The year could well end with at least two more mega German residential deals, both involving German public property company Adler Group. Adler has been busy fighting against an activist shareholder who claimed the company was ‘not investible’. In response, it has inked a deal to sell 15,350 apartments and 185 commercial units for €1.49 bn to LEG Immobilien.
Adler is also in talks to sell 14,300 apartments for around €1 bn to a foreign investment manager, tipped to be KKR working with its German investment subsidiary, Velero, which KKR acquired in December 2020.
Takeovers by publics
Apart from the Vonovia/DW tie-up, there have been no fewer than 14 M&A transactions of scale (see box). In the public sector, Castellum Aktiebolag of Sweden bought Kungsleden Aktiebolag in a €2.6 bn deal as well as Kielo for €640 mln.

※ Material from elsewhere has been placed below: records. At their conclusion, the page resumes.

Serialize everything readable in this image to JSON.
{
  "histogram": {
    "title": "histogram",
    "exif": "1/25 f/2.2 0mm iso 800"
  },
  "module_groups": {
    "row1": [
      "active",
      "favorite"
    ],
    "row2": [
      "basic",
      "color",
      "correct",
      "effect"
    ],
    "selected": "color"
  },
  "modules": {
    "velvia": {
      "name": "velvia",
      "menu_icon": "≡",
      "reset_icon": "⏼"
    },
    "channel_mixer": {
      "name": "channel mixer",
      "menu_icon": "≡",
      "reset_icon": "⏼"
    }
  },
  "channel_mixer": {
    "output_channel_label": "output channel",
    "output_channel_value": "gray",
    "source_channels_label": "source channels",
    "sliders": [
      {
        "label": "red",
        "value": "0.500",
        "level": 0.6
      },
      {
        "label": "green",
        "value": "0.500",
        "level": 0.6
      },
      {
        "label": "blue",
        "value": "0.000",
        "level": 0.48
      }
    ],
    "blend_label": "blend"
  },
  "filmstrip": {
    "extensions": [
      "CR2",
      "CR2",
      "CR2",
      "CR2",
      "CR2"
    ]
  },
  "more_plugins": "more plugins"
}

Tel Aviv-listed Gazit Globe took over listed retail property company Atrium European Real Estate for €1.45 bn, while newly listed CTP took over industrial specialist Deutsche Industrie for €800 mln. Elsewhere, Spain’s Immobiliaria Colonial bought out 100% of shares in its French subsidiary Société Foncière Lyonnaise (SFL) for £800 mln (€890 mln).

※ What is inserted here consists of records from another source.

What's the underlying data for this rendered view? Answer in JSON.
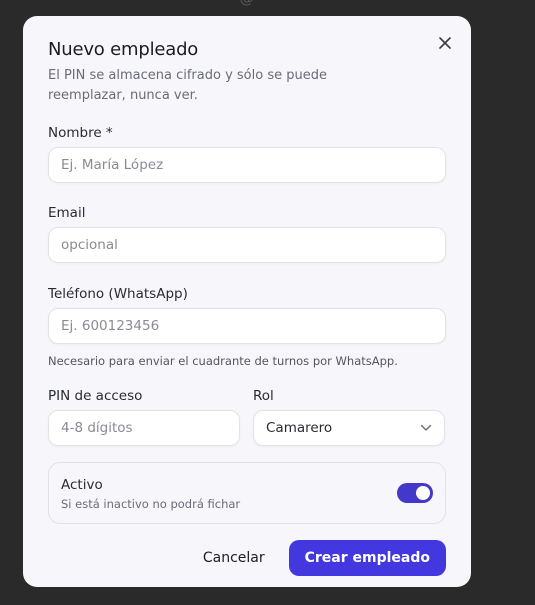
{
  "background": {
    "partial_text": "— · · · · · · · · @ · · ·"
  },
  "modal": {
    "title": "Nuevo empleado",
    "subtitle": "El PIN se almacena cifrado y sólo se puede reemplazar, nunca ver.",
    "close_icon": "close-icon"
  },
  "form": {
    "name": {
      "label": "Nombre *",
      "placeholder": "Ej. María López"
    },
    "email": {
      "label": "Email",
      "placeholder": "opcional"
    },
    "phone": {
      "label": "Teléfono (WhatsApp)",
      "placeholder": "Ej. 600123456",
      "hint": "Necesario para enviar el cuadrante de turnos por WhatsApp."
    },
    "pin": {
      "label": "PIN de acceso",
      "placeholder": "4-8 dígitos"
    },
    "role": {
      "label": "Rol",
      "value": "Camarero",
      "icon": "chevron-down-icon"
    },
    "active": {
      "label": "Activo",
      "description": "Si está inactivo no podrá fichar",
      "enabled": true
    }
  },
  "footer": {
    "cancel_label": "Cancelar",
    "submit_label": "Crear empleado"
  },
  "colors": {
    "accent": "#4338e0",
    "toggle_on": "#4338ca",
    "modal_bg": "#f7f7fb",
    "backdrop": "#2a2a2b"
  }
}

Public US company Medical Properties Trust acquired a portfolio of select Priory behavioural health facilities in the UK for €953 mln while Waterland Private Equity Investments took over Priory’s operations.
One of the standout themes has been the interest in digital infrastructure, now being seen by many as real estate investment – not just infrastructure.
Data centres as well as telecoms masts have been big business this year and at the centre of three huge transactions. KKR and Global Infrastructure Partners took over CyrusOn Inc for €13.3 bn, giving them access to pan-European, Latin American and Singaporean assets.
Also, this year, GIC agreed a $3.9 bn (€3.47 bn) investment as part of an existing JV with digital infrastructure firm Equinix to develop and operate 32 xScale data centres across Europe, APAC, South and Central America. Data centres will be built in Dublin (3), Frankfurt (5), Helsinki (1), London (2), Madrid (2), Milan (1), Paris (4), and Warsaw (1). Meanwhile, a US REIT sold telecoms mast company ATC Europe for €1.6 bn to Caisse de Dépôt et Placement du Québec.
Now, there is the very strong prospect of an $11 bn (€9.8 bn) takeover of data centre company Global Switch Holdings with KKR, Equinix, DigitalBridge Group, and Digital Realty Trust reportedly among potential suitors.
In the top 25 transactions, four were in the retail sector. Science parks showed up strongly, given Oaktree Capital Management/ GIC’s purchase for €1.2 bn of High Tech Campus Eindhoven. Brookfield’s €835 mln private purchase of Arlington in the UK fell just outside the top 25 yet was another significant deal in the sector.